O Auditório do Campus Tecnológico e Nuclear (CTN) do Instituto Superior Técnico, em Loures, foi palco da exibição do documentário “Energia Nuclear Já!” do realizador e cineasta Oliver Stone, seguida de uma mesa redonda que debateu a importância da energia nuclear no combate às alterações climáticas e à crise energética. A sessão foi promovida no dia 27 de março e contou com 140 participantes.
Propondo-se a desmistificar preconceitos quanto a segurança, o documentário defende a adoção da energia nuclear como uma solução eficiente para combater a crise climática e garantir um futuro sustentável, invocando que esta pode contribuir significativamente para apoiar a descarbonização do setor energético global.
Será tudo isto rigoroso? Para responder a esta pergunta, após a exibição seguiu-se um debate moderado por Marta Almeida, vice-presidente do Técnico para a gestão do CTN e investigadora do Centro de Ciências e Tecnologias Nucleares (C2TN), que reuniu investigadores da Escola dedicados a esta área científica. Foram abordados os avanços da energia nuclear, incluindo a fusão nuclear, os desafios relacionados com os resíduos nucleares e o papel da energia nuclear na transição energética, em especial no contexto português.
Bruno Gonçalves, investigador e presidente do Instituto de Plasmas e Fusão Nuclear (IPFN), centro de investigação associado à Escola, enfatizou que, mais do que convencer as pessoas, é necessário abrir as suas mentes para a compreensão de que a energia nuclear é uma alternativa válida e eficaz para enfrentar a crise climática. “Tem uma pegada de carbono extremamente baixa quando analisado o ciclo de vida de todas as fontes de energia – até a energia solar e a eólica exigem grandes quantidades de materiais, resultando em impactos ambientais consideráveis”, explicou o investigador.
José Marques, docente do Técnico e diretor-adjunto do Laboratório de Engenharia Nuclear do CTN, considerou que o documentário simplifica excessivamente a questão, comparando-o a um “conto de fadas” que não aborda de maneira profunda os complexos desafios relacionados com a energia nuclear, como a segurança e a gestão de resíduos. Para além disso, considerou que “não basta reduzir as emissões de CO2 para resolver as alterações climáticas”, criticando a visão excessivamente otimista do filme.
Nuno Barradas, consultor da Agência Internacional de Energia Atómica e investigador do Centro de Ciências e Tecnologias Nucleares (C2TN), por sua vez, argumentou que a resistência ao uso da energia nuclear resulta, muitas vezes, de preconceitos e desinformação. “O medo da radiação é desproporcionado, considerando que a poluição gerada pelos combustíveis fósseis mata milhões de pessoas anualmente, enquanto a energia nuclear causou um número muito menor de mortes ao longo de 50 anos”, sublinhou.

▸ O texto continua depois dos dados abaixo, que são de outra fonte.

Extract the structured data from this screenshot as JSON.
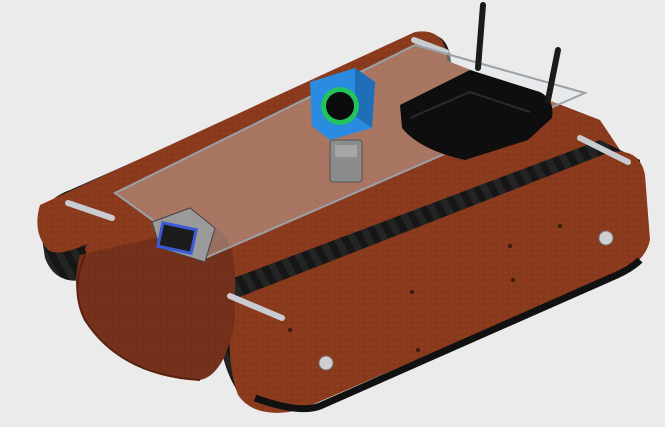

Alertou, ainda, para os perigos potenciais associados aos acidentes nucleares em zonas de guerra, como evidenciado pelos acontecimentos na Ucrânia.
O debate também abordou os desafios relacionados com os resíduos nucleares. Bruno Gonçalves explicou que, apesar dos resíduos serem radioativos, a quantidade gerada é relativamente pequena. “Estima-se que, se a eletricidade consumida por um português ao longo de 80 anos fosse de origem nuclear, produziria em resíduos nucleares o equivalente a um terço de uma lata de refrigerante”. Para além disso, é a indústria que melhor monitoriza a gestão dos seus resíduos.
Portugal foi, também, tema de discussão. Marta Almeida questionou o papel que o Reator Português de Investigação teve para o desenvolvimento técnico e científico do país. José Marques refletiu sobre a história da energia nuclear em Portugal, lembrando que, apesar de ter tido acesso à tecnologia de ponta nos anos 50, o país não conseguiu dar continuidade ao investimento na área. “O reator está parado desde 2016 e não voltará a ser posto em funcionamento”, lamentou.
Frederico Carvalho, investigador aposentado, que desempenhou um papel crucial na génese e operação do Reator Português de Investigação, estava na plateia e , na sua intervenção, destacou a importância da energia nuclear para alcançar os Objetivos da Agenda 2030 para o Desenvolvimento Sustentável.
A sessão foi encerrada com uma reflexão sobre as energias renováveis e a necessidade de uma abordagem equilibrada para a transição energética. Bruno Gonçalves criticou as notícias que confundem a capacidade instalada com a produção real de energia, enquanto José Marques ressaltou os desafios de implementar a energia nuclear no contexto de um país com limitações como Portugal.